The result is that brands now have the opportunity to completely understand their fans better than ever — a key component to success in the modern fashion world. As online platforms become the primary engagement channel, data from these services can be used to better understand customer behaviour around key periods such as London Fashion Week, allowing them to better tailor their offering to suit customer needs.
Engaging the masses
Live streaming is now considered the norm for large-scale fashion events. London Fashion Week, along with other large international shows including Tom Ford and New York Fashion Week will all be live-streamed this year.

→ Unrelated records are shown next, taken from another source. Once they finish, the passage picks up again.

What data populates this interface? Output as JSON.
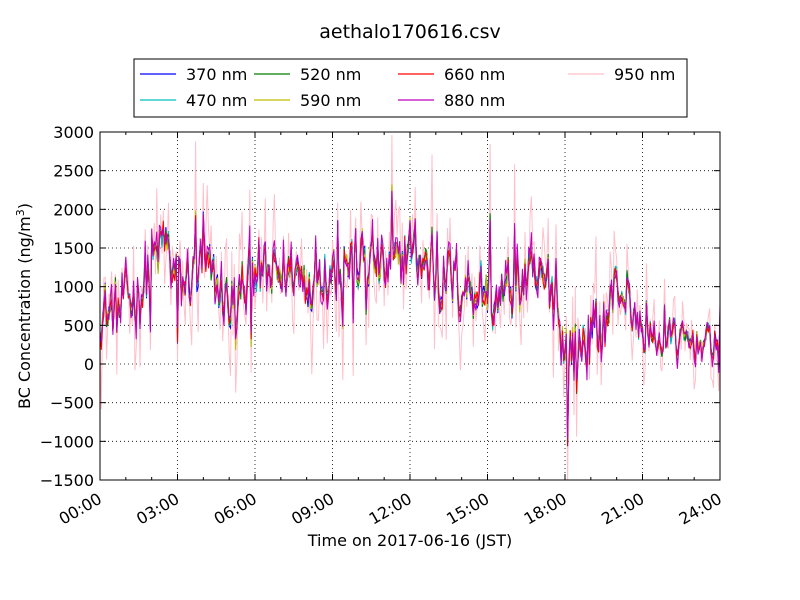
{
  "chart_data": {
    "type": "line",
    "title": "aethalo170616.csv",
    "xlabel": "Time on 2017-06-16 (JST)",
    "ylabel_main": "BC Concentration (ng/m",
    "ylabel_sup": "3",
    "ylabel_end": ")",
    "xlim": [
      "00:00",
      "24:00"
    ],
    "ylim": [
      -1500,
      3000
    ],
    "x_ticks": [
      "00:00",
      "03:00",
      "06:00",
      "09:00",
      "12:00",
      "15:00",
      "18:00",
      "21:00",
      "24:00"
    ],
    "y_ticks": [
      -1500,
      -1000,
      -500,
      0,
      500,
      1000,
      1500,
      2000,
      2500,
      3000
    ],
    "y_tick_labels": [
      "−1500",
      "−1000",
      "−500",
      "0",
      "500",
      "1000",
      "1500",
      "2000",
      "2500",
      "3000"
    ],
    "grid": true,
    "legend_position": "top",
    "anchors_hours": [
      0,
      0.5,
      1,
      1.5,
      2,
      2.5,
      3,
      3.5,
      4,
      4.5,
      5,
      5.5,
      6,
      6.5,
      7,
      7.5,
      8,
      8.5,
      9,
      9.5,
      10,
      10.5,
      11,
      11.5,
      12,
      12.5,
      13,
      13.5,
      14,
      14.5,
      15,
      15.5,
      16,
      16.5,
      17,
      17.5,
      18,
      18.5,
      19,
      19.5,
      20,
      20.5,
      21,
      21.5,
      22,
      22.5,
      23,
      23.5,
      24
    ],
    "anchors_values": [
      700,
      650,
      750,
      900,
      1300,
      1600,
      1000,
      1100,
      1250,
      1000,
      800,
      750,
      1400,
      1100,
      1150,
      1200,
      1100,
      1300,
      1200,
      1350,
      1300,
      1400,
      1200,
      1250,
      1550,
      1300,
      1100,
      1150,
      1000,
      1000,
      950,
      850,
      1000,
      1100,
      1000,
      1050,
      200,
      250,
      350,
      500,
      1000,
      800,
      400,
      250,
      350,
      250,
      300,
      250,
      350
    ],
    "series": [
      {
        "name": "370 nm",
        "color": "#0000ff"
      },
      {
        "name": "470 nm",
        "color": "#00bfbf"
      },
      {
        "name": "520 nm",
        "color": "#008000"
      },
      {
        "name": "590 nm",
        "color": "#bfbf00"
      },
      {
        "name": "660 nm",
        "color": "#ff0000"
      },
      {
        "name": "880 nm",
        "color": "#bf00bf"
      },
      {
        "name": "950 nm",
        "color": "#ffc0cb"
      }
    ]
  }
}
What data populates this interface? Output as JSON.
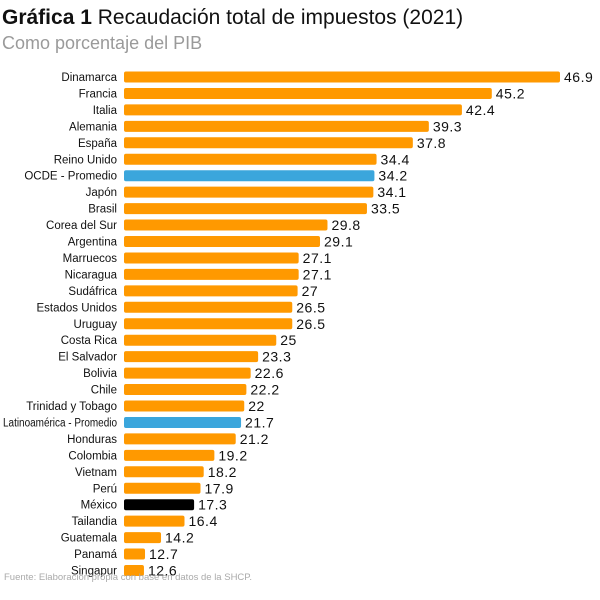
{
  "title_bold": "Gráfica 1",
  "title": "Recaudación total de impuestos (2021)",
  "subtitle": "Como porcentaje del PIB",
  "footer": "Fuente: Elaboración propia con base en datos de la SHCP.",
  "colors": {
    "default": "#ff9900",
    "average": "#3ba6dc",
    "highlight": "#000000",
    "highlight_label": "#f0962a",
    "average_label": "#3ba6dc"
  },
  "chart_data": {
    "type": "bar",
    "orientation": "horizontal",
    "grid": false,
    "categories": [
      "Dinamarca",
      "Francia",
      "Italia",
      "Alemania",
      "España",
      "Reino Unido",
      "OCDE - Promedio",
      "Japón",
      "Brasil",
      "Corea del Sur",
      "Argentina",
      "Marruecos",
      "Nicaragua",
      "Sudáfrica",
      "Estados Unidos",
      "Uruguay",
      "Costa Rica",
      "El Salvador",
      "Bolivia",
      "Chile",
      "Trinidad y Tobago",
      "Latinoamérica - Promedio",
      "Honduras",
      "Colombia",
      "Vietnam",
      "Perú",
      "México",
      "Tailandia",
      "Guatemala",
      "Panamá",
      "Singapur"
    ],
    "values": [
      46.9,
      45.2,
      42.4,
      39.3,
      37.8,
      34.4,
      34.2,
      34.1,
      33.5,
      29.8,
      29.1,
      27.1,
      27.1,
      27,
      26.5,
      26.5,
      25,
      23.3,
      22.6,
      22.2,
      22,
      21.7,
      21.2,
      19.2,
      18.2,
      17.9,
      17.3,
      16.4,
      14.2,
      12.7,
      12.6
    ],
    "labels": [
      "46.9",
      "45.2",
      "42.4",
      "39.3",
      "37.8",
      "34.4",
      "34.2",
      "34.1",
      "33.5",
      "29.8",
      "29.1",
      "27.1",
      "27.1",
      "27",
      "26.5",
      "26.5",
      "25",
      "23.3",
      "22.6",
      "22.2",
      "22",
      "21.7",
      "21.2",
      "19.2",
      "18.2",
      "17.9",
      "17.3",
      "16.4",
      "14.2",
      "12.7",
      "12.6"
    ],
    "average_categories": [
      "OCDE - Promedio",
      "Latinoamérica - Promedio"
    ],
    "highlight_category": "México"
  }
}
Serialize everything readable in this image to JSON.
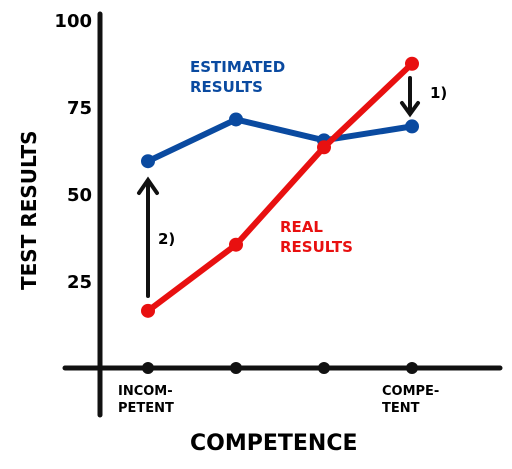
{
  "chart_data": {
    "type": "line",
    "y_label": "TEST RESULTS",
    "x_label": "COMPETENCE",
    "categories": [
      "INCOM-\nPETENT",
      null,
      null,
      "COMPE-\nTENT"
    ],
    "series": [
      {
        "name": "ESTIMATED\nRESULTS",
        "color": "#0a4aa0",
        "values": [
          60,
          72,
          66,
          70
        ]
      },
      {
        "name": "REAL\nRESULTS",
        "color": "#e81010",
        "values": [
          17,
          36,
          64,
          88
        ]
      }
    ],
    "annotations": [
      "1)",
      "2)"
    ],
    "ylim": [
      0,
      100
    ],
    "yticks": [
      25,
      50,
      75,
      100
    ],
    "grid": false
  }
}
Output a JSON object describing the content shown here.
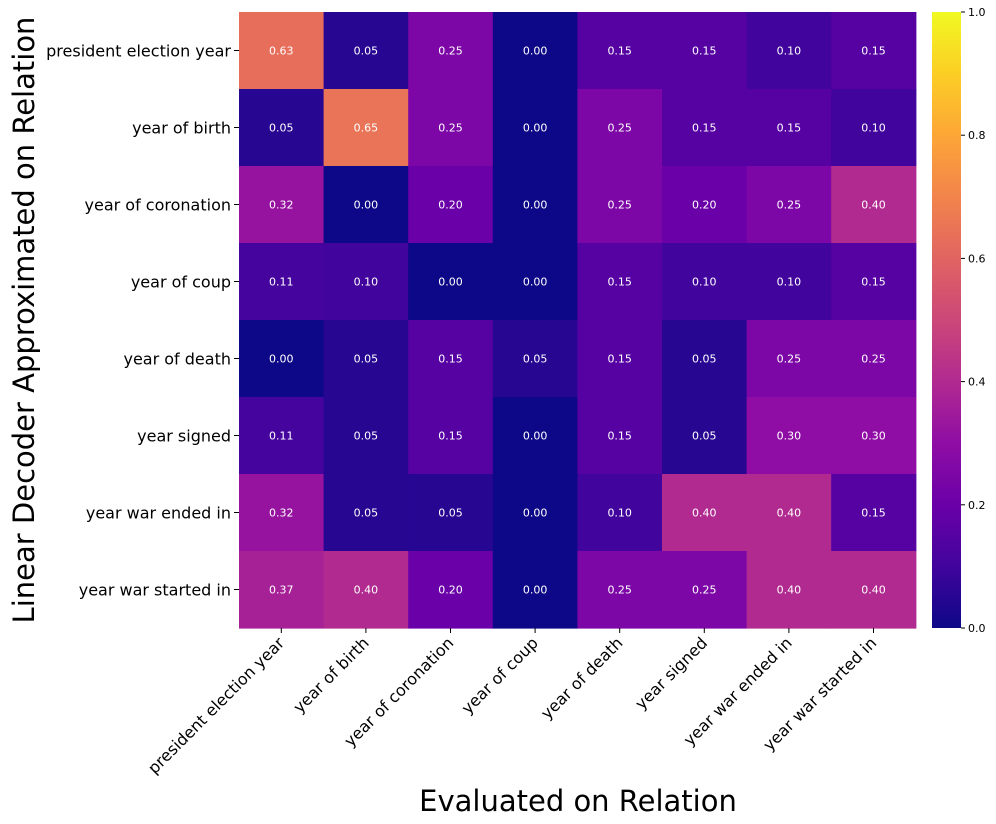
{
  "chart_data": {
    "type": "heatmap",
    "title": "",
    "xlabel": "Evaluated on Relation",
    "ylabel": "Linear Decoder Approximated on Relation",
    "x_categories": [
      "president election year",
      "year of birth",
      "year of coronation",
      "year of coup",
      "year of death",
      "year signed",
      "year war ended in",
      "year war started in"
    ],
    "y_categories": [
      "president election year",
      "year of birth",
      "year of coronation",
      "year of coup",
      "year of death",
      "year signed",
      "year war ended in",
      "year war started in"
    ],
    "values": [
      [
        0.63,
        0.05,
        0.25,
        0.0,
        0.15,
        0.15,
        0.1,
        0.15
      ],
      [
        0.05,
        0.65,
        0.25,
        0.0,
        0.25,
        0.15,
        0.15,
        0.1
      ],
      [
        0.32,
        0.0,
        0.2,
        0.0,
        0.25,
        0.2,
        0.25,
        0.4
      ],
      [
        0.11,
        0.1,
        0.0,
        0.0,
        0.15,
        0.1,
        0.1,
        0.15
      ],
      [
        0.0,
        0.05,
        0.15,
        0.05,
        0.15,
        0.05,
        0.25,
        0.25
      ],
      [
        0.11,
        0.05,
        0.15,
        0.0,
        0.15,
        0.05,
        0.3,
        0.3
      ],
      [
        0.32,
        0.05,
        0.05,
        0.0,
        0.1,
        0.4,
        0.4,
        0.15
      ],
      [
        0.37,
        0.4,
        0.2,
        0.0,
        0.25,
        0.25,
        0.4,
        0.4
      ]
    ],
    "value_labels": [
      [
        "0.63",
        "0.05",
        "0.25",
        "0.00",
        "0.15",
        "0.15",
        "0.10",
        "0.15"
      ],
      [
        "0.05",
        "0.65",
        "0.25",
        "0.00",
        "0.25",
        "0.15",
        "0.15",
        "0.10"
      ],
      [
        "0.32",
        "0.00",
        "0.20",
        "0.00",
        "0.25",
        "0.20",
        "0.25",
        "0.40"
      ],
      [
        "0.11",
        "0.10",
        "0.00",
        "0.00",
        "0.15",
        "0.10",
        "0.10",
        "0.15"
      ],
      [
        "0.00",
        "0.05",
        "0.15",
        "0.05",
        "0.15",
        "0.05",
        "0.25",
        "0.25"
      ],
      [
        "0.11",
        "0.05",
        "0.15",
        "0.00",
        "0.15",
        "0.05",
        "0.30",
        "0.30"
      ],
      [
        "0.32",
        "0.05",
        "0.05",
        "0.00",
        "0.10",
        "0.40",
        "0.40",
        "0.15"
      ],
      [
        "0.37",
        "0.40",
        "0.20",
        "0.00",
        "0.25",
        "0.25",
        "0.40",
        "0.40"
      ]
    ],
    "colormap": "plasma",
    "vmin": 0.0,
    "vmax": 1.0,
    "colorbar_ticks": [
      "0.0",
      "0.2",
      "0.4",
      "0.6",
      "0.8",
      "1.0"
    ],
    "grid": false
  }
}
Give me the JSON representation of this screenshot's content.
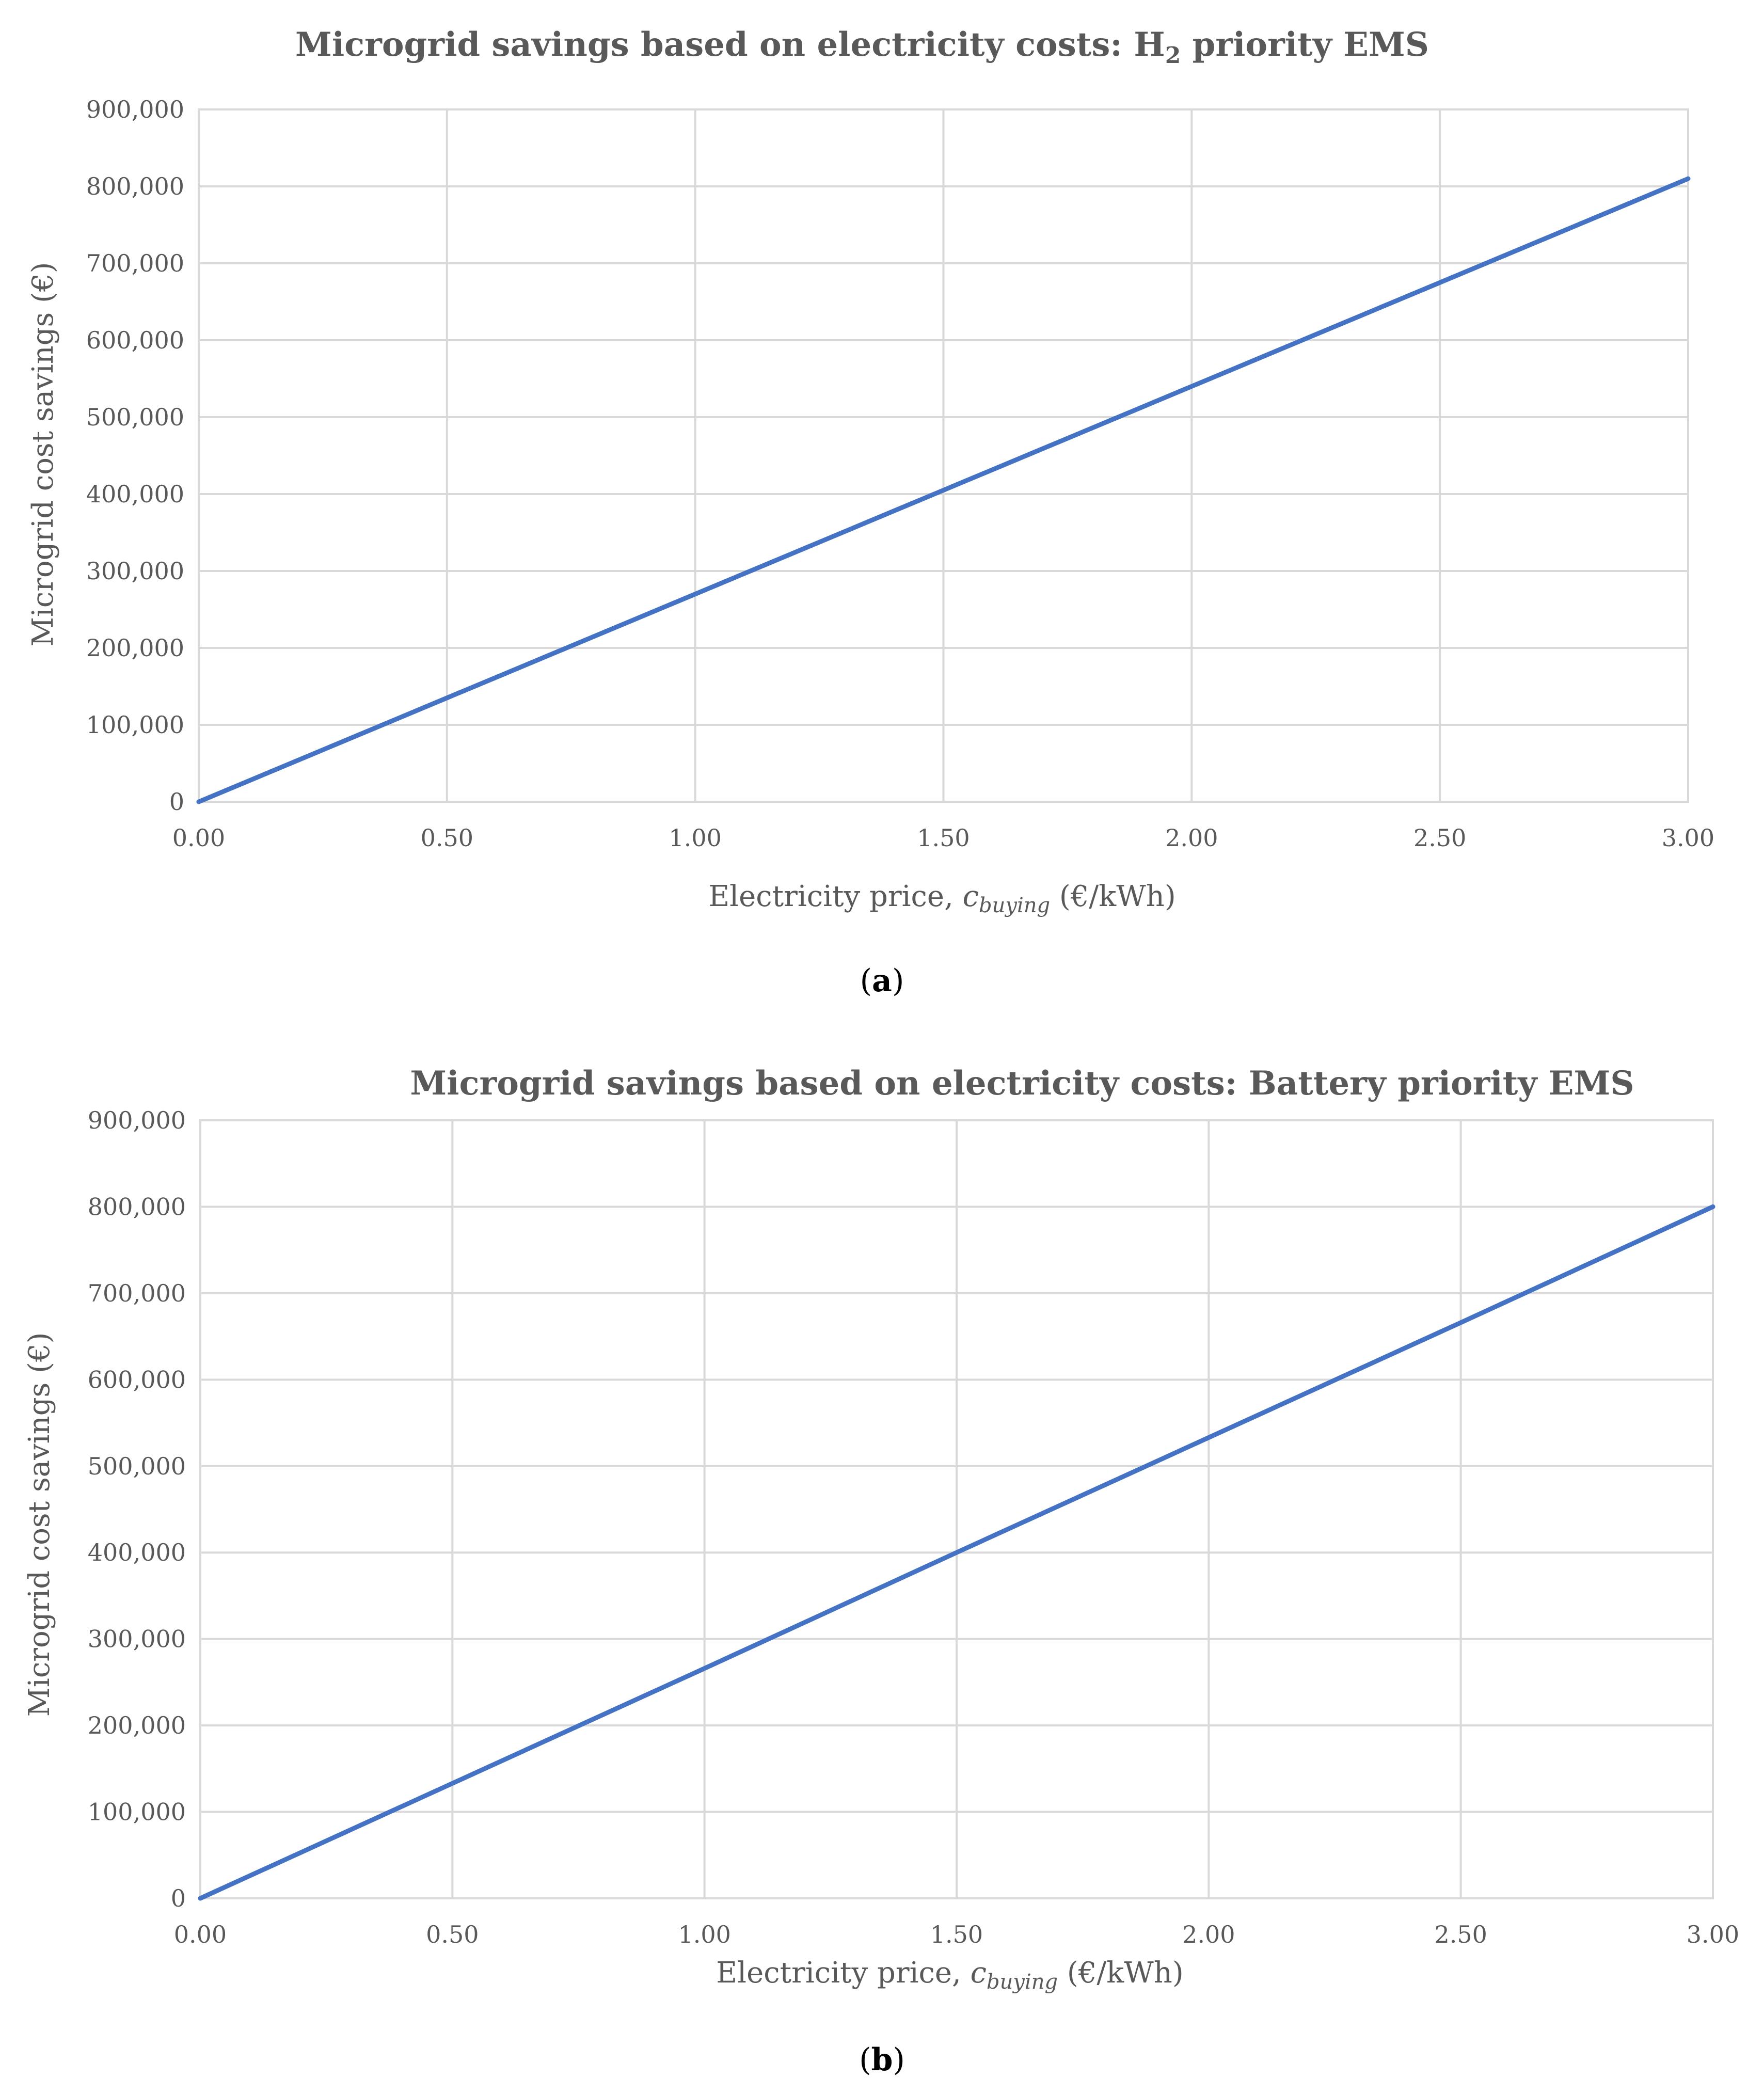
{
  "chart_data": [
    {
      "type": "line",
      "title_main": "Microgrid  savings based on electricity  costs: H",
      "title_sub": "2",
      "title_tail": " priority  EMS",
      "xlabel_prefix": "Electricity price, ",
      "xlabel_var": "c",
      "xlabel_var_sub": "buying",
      "xlabel_suffix": " (€/kWh)",
      "ylabel": "Microgrid cost savings (€)",
      "xlim": [
        0,
        3
      ],
      "ylim": [
        0,
        900000
      ],
      "x_ticks": [
        0,
        0.5,
        1,
        1.5,
        2,
        2.5,
        3
      ],
      "x_tick_labels": [
        "0.00",
        "0.50",
        "1.00",
        "1.50",
        "2.00",
        "2.50",
        "3.00"
      ],
      "y_ticks": [
        0,
        100000,
        200000,
        300000,
        400000,
        500000,
        600000,
        700000,
        800000,
        900000
      ],
      "y_tick_labels": [
        "0",
        "100,000",
        "200,000",
        "300,000",
        "400,000",
        "500,000",
        "600,000",
        "700,000",
        "800,000",
        "900,000"
      ],
      "grid": true,
      "series": [
        {
          "x": [
            0,
            0.5,
            1,
            1.5,
            2,
            2.5,
            3
          ],
          "y": [
            0,
            135000,
            270000,
            405000,
            540000,
            675000,
            810000
          ]
        }
      ],
      "caption": "a"
    },
    {
      "type": "line",
      "title_main": "Microgrid  savings based on electricity  costs: Battery priority  EMS",
      "xlabel_prefix": "Electricity price, ",
      "xlabel_var": "c",
      "xlabel_var_sub": "buying",
      "xlabel_suffix": " (€/kWh)",
      "ylabel": "Microgrid cost savings (€)",
      "xlim": [
        0,
        3
      ],
      "ylim": [
        0,
        900000
      ],
      "x_ticks": [
        0,
        0.5,
        1,
        1.5,
        2,
        2.5,
        3
      ],
      "x_tick_labels": [
        "0.00",
        "0.50",
        "1.00",
        "1.50",
        "2.00",
        "2.50",
        "3.00"
      ],
      "y_ticks": [
        0,
        100000,
        200000,
        300000,
        400000,
        500000,
        600000,
        700000,
        800000,
        900000
      ],
      "y_tick_labels": [
        "0",
        "100,000",
        "200,000",
        "300,000",
        "400,000",
        "500,000",
        "600,000",
        "700,000",
        "800,000",
        "900,000"
      ],
      "grid": true,
      "series": [
        {
          "x": [
            0,
            0.5,
            1,
            1.5,
            2,
            2.5,
            3
          ],
          "y": [
            0,
            133000,
            266000,
            400000,
            533000,
            666000,
            800000
          ]
        }
      ],
      "caption": "b"
    }
  ],
  "series_color": "#4472c4",
  "grid_color": "#d9d9d9",
  "text_color": "#595959"
}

In addition, we have seen platforms such as Twitter’s Periscope and Facebook’s Livestream assist their growth into global, real-time events. Integrating with these technologies now allows spectators to interact with the event in new ways, gain instant feedback during the show, and feel a part of the brand experience.
Fashion outlets are also now heavily integrating technology into their runway experiences through social media. Burberry for example has partnered with Twitter this year at London Fashion week, allowing users to engage personally with the brand using #Tweetcam. Any tweets containing #tweetcam and @burberry will trigger the camera on the runway to take a photograph which is then tweeted back to the user. Earlier this year at New York Fashion Week, Banana Republic also gave consumers the chance to purchase items on the website directly after they had been displayed on the runway. Outside the runway, online services such as Thread – a one-stop online shop which provides shoppers with their own personal stylist – are providing other ways of disrupting the norm.
These digitally powered experiences shift the nature of interaction between brand and consumer. The dynamic shifts from a one-way consumption model, to a two-way interaction where both parties see value. By Allowing the consumer to express their views, while allowing the brand to react to this feedback, this creates the open dialogue required to excel in the new age of digital fashion.
Adding the personal touch
Digital innovation is pushing the fashion industry faster than ever and as in every scenario there will be winners and losers. Brands are racing to ensure they are able to provide the most personal and on-target approach to consumers – if they don’t, their competitors will.
The fashion outlets that rise above the rest will be those able to marry fashion launches and other events with every other customer touchpoint, providing a seamless experience for the audience. As fashion and tech industries continue to overlap, it will be the brands that offer a personalised and uninterrupted experience that win the hearts and minds of the consumers.
John Rakowski is director of technology strategy at AppDynamics.